CAP TODAY Pathology/Laboratory Medicine/Laboratory Management
Dr. Finley
The subset of EGFR-driven NSCLC patients has certain clinical characteristics, Dr. Finley noted. “They are often Asian, because the prevalence of mutations in Asians is high. They’re often women, and they are often never-smokers, and they have this nonsquamous or adenocarcinoma histology.”
Some large studies of those with EGFR driver mutations (LUX-Lung 3 and LUX-Lung 6 trials) have shown no difference in overall survival rates between those who were initially treated with targeted therapy and those whose initial treatment was chemotherapy. But many of the patients in those studies were switched at time of initial progression to targeted therapy after starting on chemotherapy, Dr. Finley said, which is the likely explanation for the same overall survival.

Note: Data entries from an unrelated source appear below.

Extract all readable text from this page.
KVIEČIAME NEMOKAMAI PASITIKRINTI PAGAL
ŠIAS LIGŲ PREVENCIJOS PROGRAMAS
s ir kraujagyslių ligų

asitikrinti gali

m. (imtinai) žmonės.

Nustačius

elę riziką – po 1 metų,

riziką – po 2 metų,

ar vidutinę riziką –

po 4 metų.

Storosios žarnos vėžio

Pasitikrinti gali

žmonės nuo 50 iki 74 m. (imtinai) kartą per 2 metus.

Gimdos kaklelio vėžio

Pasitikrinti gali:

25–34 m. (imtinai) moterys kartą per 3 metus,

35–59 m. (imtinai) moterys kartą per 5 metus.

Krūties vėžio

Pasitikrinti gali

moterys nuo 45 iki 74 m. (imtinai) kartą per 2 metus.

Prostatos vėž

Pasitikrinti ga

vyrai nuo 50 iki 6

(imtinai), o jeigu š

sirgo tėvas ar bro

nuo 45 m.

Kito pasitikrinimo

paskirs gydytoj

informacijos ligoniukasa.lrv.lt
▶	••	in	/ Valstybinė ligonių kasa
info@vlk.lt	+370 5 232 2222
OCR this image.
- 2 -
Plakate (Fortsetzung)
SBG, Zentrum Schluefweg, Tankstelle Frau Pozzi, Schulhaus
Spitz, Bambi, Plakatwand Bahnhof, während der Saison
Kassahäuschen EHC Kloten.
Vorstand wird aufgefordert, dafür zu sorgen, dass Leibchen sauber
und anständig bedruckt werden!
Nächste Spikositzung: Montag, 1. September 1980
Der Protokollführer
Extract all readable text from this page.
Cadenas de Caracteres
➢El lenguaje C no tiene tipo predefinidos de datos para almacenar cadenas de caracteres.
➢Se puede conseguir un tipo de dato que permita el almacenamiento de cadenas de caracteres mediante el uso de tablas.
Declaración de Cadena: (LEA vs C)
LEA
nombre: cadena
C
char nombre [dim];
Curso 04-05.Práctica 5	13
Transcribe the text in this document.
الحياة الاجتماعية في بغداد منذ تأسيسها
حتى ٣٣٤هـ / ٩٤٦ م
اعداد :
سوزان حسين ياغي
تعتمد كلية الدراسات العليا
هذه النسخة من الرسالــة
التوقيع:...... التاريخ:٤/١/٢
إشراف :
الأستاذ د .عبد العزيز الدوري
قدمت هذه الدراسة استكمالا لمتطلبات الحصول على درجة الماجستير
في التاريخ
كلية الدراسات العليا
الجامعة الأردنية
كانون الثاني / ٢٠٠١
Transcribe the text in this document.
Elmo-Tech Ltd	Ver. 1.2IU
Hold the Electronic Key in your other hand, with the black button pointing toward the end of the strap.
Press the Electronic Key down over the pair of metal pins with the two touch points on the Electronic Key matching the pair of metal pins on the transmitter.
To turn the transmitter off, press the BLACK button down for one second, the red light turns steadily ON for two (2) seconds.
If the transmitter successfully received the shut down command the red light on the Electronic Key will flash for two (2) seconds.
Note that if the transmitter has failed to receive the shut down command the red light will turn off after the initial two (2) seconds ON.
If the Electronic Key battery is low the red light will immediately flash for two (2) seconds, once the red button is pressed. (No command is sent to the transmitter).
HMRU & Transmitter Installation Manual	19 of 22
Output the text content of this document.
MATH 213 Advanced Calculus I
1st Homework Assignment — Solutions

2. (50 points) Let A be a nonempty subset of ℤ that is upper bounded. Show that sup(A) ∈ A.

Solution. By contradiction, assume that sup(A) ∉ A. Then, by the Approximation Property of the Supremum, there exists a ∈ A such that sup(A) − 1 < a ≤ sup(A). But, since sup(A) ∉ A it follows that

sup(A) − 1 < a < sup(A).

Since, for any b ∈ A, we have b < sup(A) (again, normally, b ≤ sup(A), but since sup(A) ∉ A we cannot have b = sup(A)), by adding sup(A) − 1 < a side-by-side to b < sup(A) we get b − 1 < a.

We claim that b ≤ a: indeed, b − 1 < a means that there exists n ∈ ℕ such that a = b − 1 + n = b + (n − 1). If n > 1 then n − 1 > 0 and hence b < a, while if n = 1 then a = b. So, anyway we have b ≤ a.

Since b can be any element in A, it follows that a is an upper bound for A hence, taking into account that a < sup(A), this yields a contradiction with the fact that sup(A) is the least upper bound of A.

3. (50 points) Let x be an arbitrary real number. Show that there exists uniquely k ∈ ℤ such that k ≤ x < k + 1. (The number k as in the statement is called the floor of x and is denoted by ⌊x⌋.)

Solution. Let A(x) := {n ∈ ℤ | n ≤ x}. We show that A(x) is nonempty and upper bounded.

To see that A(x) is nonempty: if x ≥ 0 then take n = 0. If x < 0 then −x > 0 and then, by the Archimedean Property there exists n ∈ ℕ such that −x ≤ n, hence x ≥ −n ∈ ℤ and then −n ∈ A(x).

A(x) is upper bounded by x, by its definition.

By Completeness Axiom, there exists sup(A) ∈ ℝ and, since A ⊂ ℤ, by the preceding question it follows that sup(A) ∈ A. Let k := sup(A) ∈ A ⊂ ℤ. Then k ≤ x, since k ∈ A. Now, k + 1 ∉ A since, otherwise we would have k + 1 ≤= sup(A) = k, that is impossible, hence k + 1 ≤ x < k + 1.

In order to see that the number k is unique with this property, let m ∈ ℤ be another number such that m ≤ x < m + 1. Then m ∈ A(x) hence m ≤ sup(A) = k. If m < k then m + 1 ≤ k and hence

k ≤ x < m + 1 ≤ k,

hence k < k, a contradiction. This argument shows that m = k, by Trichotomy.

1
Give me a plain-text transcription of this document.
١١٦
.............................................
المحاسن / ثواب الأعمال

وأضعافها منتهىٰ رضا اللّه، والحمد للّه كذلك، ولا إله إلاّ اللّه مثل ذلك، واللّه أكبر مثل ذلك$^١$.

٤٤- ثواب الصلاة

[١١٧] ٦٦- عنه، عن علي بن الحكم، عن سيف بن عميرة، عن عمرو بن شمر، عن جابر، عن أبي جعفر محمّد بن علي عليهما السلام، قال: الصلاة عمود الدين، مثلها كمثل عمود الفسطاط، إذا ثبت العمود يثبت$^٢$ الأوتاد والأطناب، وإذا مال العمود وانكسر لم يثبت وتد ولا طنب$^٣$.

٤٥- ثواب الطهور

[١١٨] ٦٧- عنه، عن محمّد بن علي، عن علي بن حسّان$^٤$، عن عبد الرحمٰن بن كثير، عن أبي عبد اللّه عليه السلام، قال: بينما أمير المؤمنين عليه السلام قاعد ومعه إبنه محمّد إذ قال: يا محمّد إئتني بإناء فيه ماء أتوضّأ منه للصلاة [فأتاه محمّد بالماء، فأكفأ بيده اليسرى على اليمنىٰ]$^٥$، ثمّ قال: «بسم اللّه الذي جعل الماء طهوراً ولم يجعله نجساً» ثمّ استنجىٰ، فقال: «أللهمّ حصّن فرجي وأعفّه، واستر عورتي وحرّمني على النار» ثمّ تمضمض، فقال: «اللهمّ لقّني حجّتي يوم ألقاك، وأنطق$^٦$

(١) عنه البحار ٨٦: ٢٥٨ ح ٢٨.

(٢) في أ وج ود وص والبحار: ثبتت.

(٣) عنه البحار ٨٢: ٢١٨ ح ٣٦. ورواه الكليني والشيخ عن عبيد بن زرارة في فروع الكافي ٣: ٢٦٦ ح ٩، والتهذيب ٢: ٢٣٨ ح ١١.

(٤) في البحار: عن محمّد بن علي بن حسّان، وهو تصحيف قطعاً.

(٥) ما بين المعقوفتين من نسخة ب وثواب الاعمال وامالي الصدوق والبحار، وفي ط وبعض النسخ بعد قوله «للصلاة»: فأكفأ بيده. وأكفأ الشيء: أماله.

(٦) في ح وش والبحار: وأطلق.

“Subsequent subset analysis demonstrated that if you have the most sensitive mutation of the EGFR driver mutations—that is, the deletion in exon 19—you in fact had an overall survival benefit if you started with the appropriate targeted agent—in this case, afatinib [Gilotrif], or you could imagine using Tarceva [erlotinib] or Iressa [gefitinib] as well.”
The subset with this targeted therapy has unusually high median overall survival of about 2.5 to three years, he said. “This to me is a very striking result, and it continues to drive my thinking around molecular testing and the importance of it.”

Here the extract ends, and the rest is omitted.